Un plenario de comisiones en la Cámara de Diputados de la Nación fue el escenario donde la provincia de Santa Fe expuso sin filtros el impacto de la morosidad y el sobreendeudamiento en la población. La diputada provincial socialista Gisel Mahmud presentó un crudo diagnóstico de la situación provincial y exigió una intervención estatal urgente ante lo que definió como un problema estructural generado por salarios deprimidos y tasas financieras desreguladas.
Acompañada por las iniciativas de los legisladores nacionales Pablo Farías y Esteban Paulón, Mahmud fundamentó su exposición con cifras alarmantes presentadas ante especialistas del CEPA, CIFRA y cámaras bancarias: más del 50% de la población mantiene deudas activas para cubrir gastos cotidianos o saldar otros compromisos, mientras que la morosidad en proveedores no financieros —billeteras virtuales, mutuales y tarjetas comerciales— escaló al 32,2%.
Frente a esta coyuntura, la legisladora impulsó en la provincia un Código de Protección a las Personas Consumidoras, sustentado en la reciente reforma constitucional santafesina.

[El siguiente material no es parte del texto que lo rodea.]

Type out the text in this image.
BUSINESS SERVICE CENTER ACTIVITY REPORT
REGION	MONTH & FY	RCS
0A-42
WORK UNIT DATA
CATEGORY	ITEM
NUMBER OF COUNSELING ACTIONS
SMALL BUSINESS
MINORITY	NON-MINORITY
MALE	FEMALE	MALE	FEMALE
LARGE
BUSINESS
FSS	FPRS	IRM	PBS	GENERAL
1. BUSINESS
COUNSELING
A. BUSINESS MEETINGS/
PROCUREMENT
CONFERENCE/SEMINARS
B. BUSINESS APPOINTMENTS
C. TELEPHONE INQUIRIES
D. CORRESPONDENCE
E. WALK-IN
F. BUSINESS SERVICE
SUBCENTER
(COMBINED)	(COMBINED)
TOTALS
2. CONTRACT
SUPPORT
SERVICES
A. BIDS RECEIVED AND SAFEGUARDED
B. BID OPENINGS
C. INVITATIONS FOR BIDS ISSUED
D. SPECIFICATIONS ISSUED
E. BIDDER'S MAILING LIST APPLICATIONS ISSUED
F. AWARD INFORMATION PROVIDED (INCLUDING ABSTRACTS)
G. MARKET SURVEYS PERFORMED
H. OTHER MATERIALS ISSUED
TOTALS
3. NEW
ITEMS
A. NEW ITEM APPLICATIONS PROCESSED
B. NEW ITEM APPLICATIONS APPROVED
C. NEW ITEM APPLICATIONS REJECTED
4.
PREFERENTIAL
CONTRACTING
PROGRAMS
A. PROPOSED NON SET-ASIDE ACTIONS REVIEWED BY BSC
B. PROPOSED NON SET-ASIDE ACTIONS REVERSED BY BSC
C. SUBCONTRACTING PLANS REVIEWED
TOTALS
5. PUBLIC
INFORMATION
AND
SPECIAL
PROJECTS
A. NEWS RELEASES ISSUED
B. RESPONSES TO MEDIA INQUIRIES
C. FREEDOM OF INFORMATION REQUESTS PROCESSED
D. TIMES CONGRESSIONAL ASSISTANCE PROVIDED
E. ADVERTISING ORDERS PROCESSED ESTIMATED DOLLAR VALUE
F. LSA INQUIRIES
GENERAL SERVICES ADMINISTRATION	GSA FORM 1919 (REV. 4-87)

El proyecto busca instaurar el principio de «Préstamo Responsable» para obligar a las entidades a evaluar la capacidad real de pago del cliente antes de otorgar crédito, y propone un Servicio Extrajudicial de Saneamiento que permita renegociar deudas en forma gratuita y sin intereses abusivos.

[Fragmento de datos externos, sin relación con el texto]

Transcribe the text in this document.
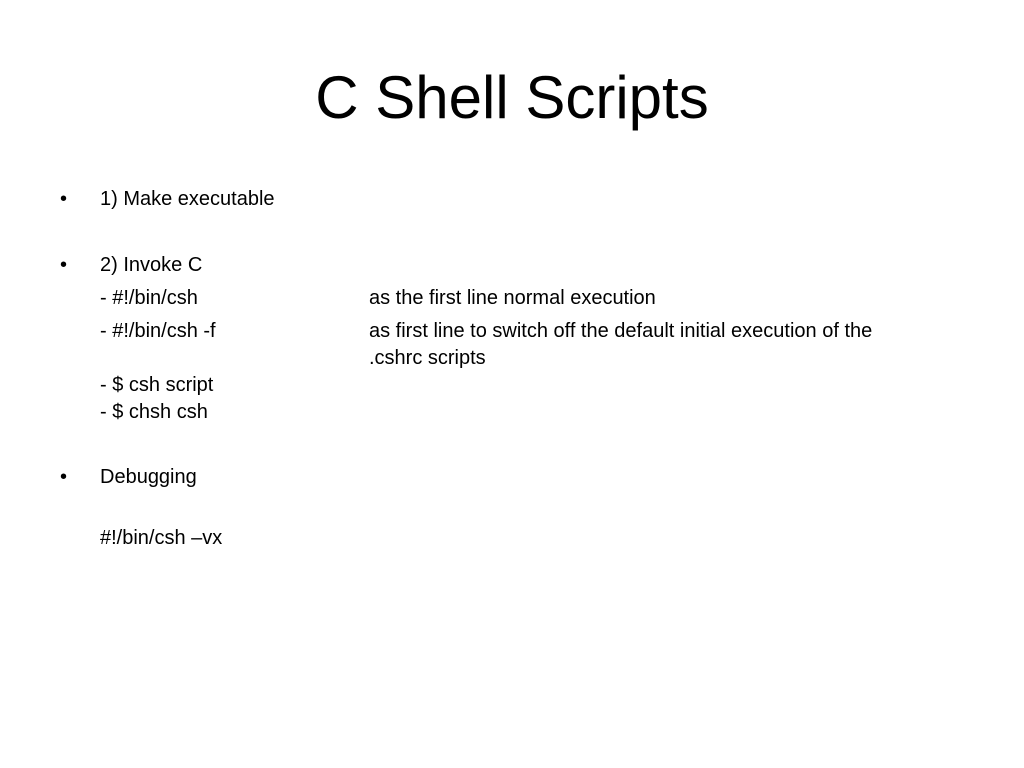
C Shell Scripts
• 1) Make executable
• 2) Invoke C
- #!/bin/csh	as the first line normal execution
- #!/bin/csh -f	as first line to switch off the default initial execution of the
.cshrc scripts
- $ csh script
- $ chsh csh
• Debugging
#!/bin/csh –vx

Durante su intervención, Mahmud remarcó la necesidad de que el Congreso Nacional dicte leyes de fondo que repliquen iniciativas locales como el Plan de Protección de Ingresos santafesino. Desde la representación provincial enfatizaron que el crédito debe dejar de ser una trampa de subsistencia diaria y volver a ser una herramienta de desarrollo productivo bajo reglas claras de control estatal.